Saturday, November 26, 2011

German Lit Month: Those Other Guys (and Girls)

So far this month, I've covered two Weimar-era works, with Thomas Mann and the Brothers Grimm yet to come. But what about those other German works of literature I've read before? (Some of these I read years ago, so my memory may be rusty...)

Faust, Part One by Johann Wolfgang von Goethe (1808)
When I read this, it became one of my favorite books. I now have a love for all things Faustian-myth inspired, like the English versions of The Monk and The Demon of Sicily, the film Phantom of the Paradise, and a bunch of other works I haven't read yet but really, really want to. I'm not sure what struck me the most about the play, but the fact that it's a play I can easily recall reading is a major point. I loved Goethe's writing, too. And Berlioz's "Hungarian March" is one of my favorite pieces to play on trombone.

Faust, Part Two by Johann Wolfgang von Goethe (1832)
If the first part of Faust made an impression on me, the second one didn't. The most interesting part was analyzing how Goethe's writing style and motifs changed in the decades between the two. I was rather upset that Faust appeared to forget Gretchen, going off and marrying another woman.

The Sorrows of Young Werther by Johann Wolfgang von Goethe (1774)
I was so not impressed by the novel while I was reading it. I've heard it was strong enough to inspire a few of its emotional male readers to commit suicide, but, personally, I found Werther to be whiny and selfish. Later, though, the novel turned out to be one of those where its greatness sinks into you afterwards. I'll probably end up re-reading it at some point.

The Madwoman on a Pilgrimage by Johann Wolfgang von Goethe (1821)
This is the last Goethe, I swear. The only thing I can even say about it is my super-short review from a few years ago, because I can't really remember anything about the book. "The three stories in this short book (excerpted from one of the Wilhelm Meister novels) were okay. They're definitely not my favorites of the little Goethe that I've read, but they are worth reading. The middle story, in particular, is a humorous love story that reminded me a bit of A Midsummer Night's Dream, while the two others are more pessimistic views of the trials of love and relationships." (By the way, this was one of my first reviews.)

Thus Spoke Zarathustra by Friedrich Nietzsche (1885)
I've actually never finished reading this one. I've attempted to on three (or four?) different occasions, but the farthest I've ever made it is page 70. Something about an "Overman" and a guy falling off a tightrope...Why have I never finished the book? I can't slow my reading down. I have to read it as a novel, meaning I don't take time to analyze and figure out the philosophical parts which are the purpose of its entire existence. I'll come back when I'm more mature.

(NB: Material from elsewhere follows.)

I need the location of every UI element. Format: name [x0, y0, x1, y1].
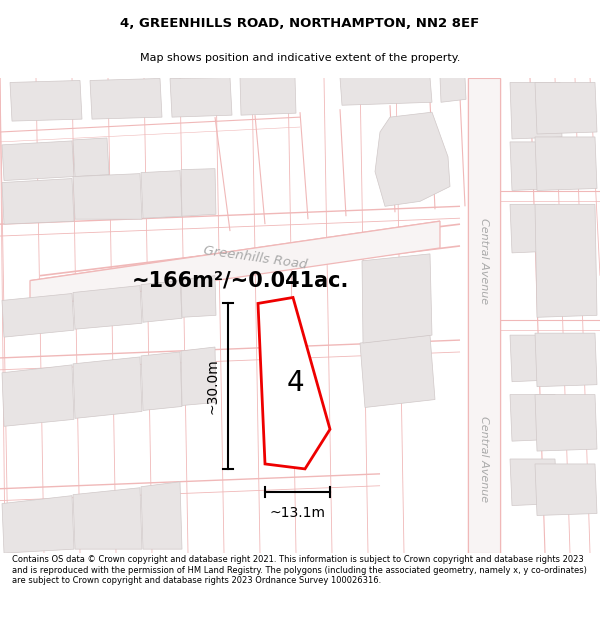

Mephisto by Klaus Mann (1936)
As with After Midnight, which I read earlier this month, Mephisto is very much a reflection-of-its-times novel. I didn't enjoy it too much while I was reading it, but afterwards, I realized why it's still in print. Such novels are retrospectively great for what they reveal to us of the turbulent times during which they were written.

The Queen's Mirror: Fairy Tales by German Women, 1780-1900
As with most, if not all, anthologies, this one has some great pieces, some mediocre ones, and some that were just boring or too weird. It's definitely interesting and unique, though, and each story has its own flavor. I very much enjoyed reading the tales in the anthology and will probably return to it soon.